優勝杯に近づいたのはハリーとセドリックがほぼ同時でした。優勝杯を目の前にして2人は互いに譲り合う事となりました。それからハリーがホグワーツの優勝に変わりないと言って2人一緒に優勝杯を握る事になったのでした。

ところがその優勝杯が「移動キー」になっていました。ハリーとセドリックは全く知らない土地へと連れて来られました。2人は知るべくもなかったのですが実はそこはリトル・ハングルトンという村の教会墓地だったのです。

そこにピーター・ペティグリューことワームテールとヴォルデモートがやって来ました。セドリックは殺害されました。そしてハリーはヴォルデモートの父親の墓に縛りつけられヴォルデモートの復活を見届けたんですよね。

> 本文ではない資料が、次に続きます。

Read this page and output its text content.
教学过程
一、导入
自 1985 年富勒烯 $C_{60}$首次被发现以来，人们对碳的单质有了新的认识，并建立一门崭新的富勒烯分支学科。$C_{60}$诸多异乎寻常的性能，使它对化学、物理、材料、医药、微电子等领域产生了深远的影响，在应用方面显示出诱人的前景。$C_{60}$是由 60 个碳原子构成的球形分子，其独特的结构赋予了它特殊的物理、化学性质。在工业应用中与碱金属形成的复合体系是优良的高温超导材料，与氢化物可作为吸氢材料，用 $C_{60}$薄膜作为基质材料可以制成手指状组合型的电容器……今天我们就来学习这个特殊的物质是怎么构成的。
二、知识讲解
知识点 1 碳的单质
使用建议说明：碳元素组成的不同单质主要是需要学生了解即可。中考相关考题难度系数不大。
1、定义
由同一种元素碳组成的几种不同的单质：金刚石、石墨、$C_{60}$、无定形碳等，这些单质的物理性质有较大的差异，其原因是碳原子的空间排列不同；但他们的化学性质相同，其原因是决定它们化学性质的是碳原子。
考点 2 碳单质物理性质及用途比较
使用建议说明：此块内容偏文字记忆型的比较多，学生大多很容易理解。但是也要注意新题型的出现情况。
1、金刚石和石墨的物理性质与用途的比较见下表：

それは1年がかりの計画でした。ヴォルデモートは魔法省の職員バーサ・ジョーキンズから今年度ホグワーツで三大魔法学校対抗試合が行われる事とおそらくは最も忠実なる死喰い人がいる事の2つを聞き出したというわけです。

ワームテールは他の魔法使いを使えば良いと言いましたがヴォルデモートは前よりも強力になって甦るにはハリー・ポッターの血が必要だという事でその最も忠実なる死喰い人をホグワーツに派遣したとの事なんだそうです。

だからこうしてハリーはここにいるというわけです。そしてヴォルデモートはハリーに最後のチャンスをやろう。戦う事を許そうと言いました。ヴォルデモートは誰の心にも絶対間違いがないようにしておきたいのだそうです。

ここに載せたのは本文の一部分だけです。